Определения пейзажа, понятие которого начал разрабатывать Ренессанс, позднее менялись мало, во всяком случае пока они сохраняли верность перцептивному и определяющему опыту: пейзаж – это «часть местности», которую природа открывает смотрящему на нее глазу, то есть участок, ограниченный полем зрения. Даже если подчеркивается сельский характер местности, даже если делается акцент на радостях деревенской жизни, всё равно пейзаж – это участок, выкроенный в пространстве зрением. Это вид местности, предоставляющийся взгляду, и сама эта «местность» – pays, pagus – соразмерна селению или округе[105]; от этих и подобных им слов в Европе, как на Севере, так и на Юге, и образовывались соответствующие термины: pays – paysage. Paesi, paesetto, paesaggio – пробуют варианты производных от одного корня авторы первых итальянских упоминаний видовых картин фламандских мастеров (примерно то же самое видим в германских языках: land-scape, land-schaft, land-shap и т. п.).

Китай радикально чужд этой семантике территории, отдельной части и зрительного поля. О том, что представляет собой описание «природы» согласно европейскому значению слова «пейзаж» и о соответствующем живописном жанре в Китае говорят «гора-вода»/«горы-воды» (шань-шуй) или «гора-река»/«горы-реки» (шань-чуаньa); в современном китайском существует специальный термин для пейзажной живописи: шань-шуй-хуа. Отсюда понятно, что речь идет не столько о разнице концепций, сколько о различии общего подхода: Китай следует иной складке мысли. Бином «горы-воды» сразу дает почувствовать, что китайцы не представляют себе пейзаж в перспективе species[106], как способность видения, ограничения и спецификации, а мыслят его – подобно всякой реальности – как взаимодействие полюсов: Высокого и Низкого, вертикального и горизонтального, твердого (плотного) и текучего, непроницаемого и прозрачного, неподвижного и движущегося и т. д. «Горы-воды» символизируют эти пары, сопрягающие мир, и бесконечные процессы обмена, которые из них следуют. Поэтому, ничуть не сводясь к подвластному взгляду и ограниченному его горизонтом фрагменту местности, китайский пейзаж каждый раз вводит в игру функциональную всеобщность противоположных и перекликающихся элементов: не что иное, как совокупность этой динамики, призвана уловить и запечатлеть кисть художника. В самой крошечной своей работе китайский художник изображает весь ход вещей, всю бесконечно разнообразную игру полюсов мирового процесса: он никогда не пишет уголок мира. В силу тонкого смыслового оттенка это не просто банальность: «когда границы окружают вид, тогда и полноты в нем не увидишь», то есть общая функциональность картины не может прийти в действие, – утверждается в одном из первых трактатов о пейзажной живописи (Ван Вэй, «Сюйхуа», Л.Б., c. 585).
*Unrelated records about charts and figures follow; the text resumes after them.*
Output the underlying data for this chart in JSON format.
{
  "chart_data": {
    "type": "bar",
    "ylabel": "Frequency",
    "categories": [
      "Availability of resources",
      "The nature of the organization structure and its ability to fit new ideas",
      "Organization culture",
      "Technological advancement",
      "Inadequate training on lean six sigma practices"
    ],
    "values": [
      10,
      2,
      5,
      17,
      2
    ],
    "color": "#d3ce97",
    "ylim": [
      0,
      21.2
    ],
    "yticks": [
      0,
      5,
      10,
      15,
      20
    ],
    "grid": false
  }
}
В европейской семантике пейзаж – унитарный термин, разворачивающий мир в соответствии с работой восприятия и проецирующий в него зрительную перспективу. «Горы-воды», напротив, не довольствуются четким определением отношения, но еще и рассеивают всякую точку зрения на него: не субъект своим вмешательством пробуждает пейзаж, проводя горизонт согласно своему положению, а всё сознание оказывается заведомо вовлечено в великую игру противоположности-дополнительности, объемлющую мир. Если пейзаж складывается в объект восприятия, то «горы-воды» сразу зовут нас раствориться в том, что дает жизнь взаимодействием элементов мира. Веками китайские теоретики живописи смаковали во всевозможных вариантах, словно бы никогда не встречая и малейших помех, эти параллели и переклички, в которых одно неизменно поддерживается другим и ему отвечает: гора, как мы уже знаем, характеризуется «величием» (совозможного), а вода, соответственно, – «жизнью» с ее движением; для гор воды служат «артериями», «оживляют» их, а горы взамен дают водам «лицо», позволяют им восприниматься и сообщают силу «прельщения»; горы обнимают и структурируют, воды – обращаются и текут; когда отроги гор окружены облаками, вершины их рвутся в «высь», а воды, наоборот, погружаются в «глубь», чтобы затем снова виться по земле, и так далее (ср.: Го Си, С.Х.Л., c. 22). Горы и воды выражаются друг через друга, пронизанные общим ритмическим пульсом: волны вздымаются и ниспадают, словно вершины гор, а вершины гор сливаются вдали в непрерывную череду, подобно волнам (Шитао, гл. 13).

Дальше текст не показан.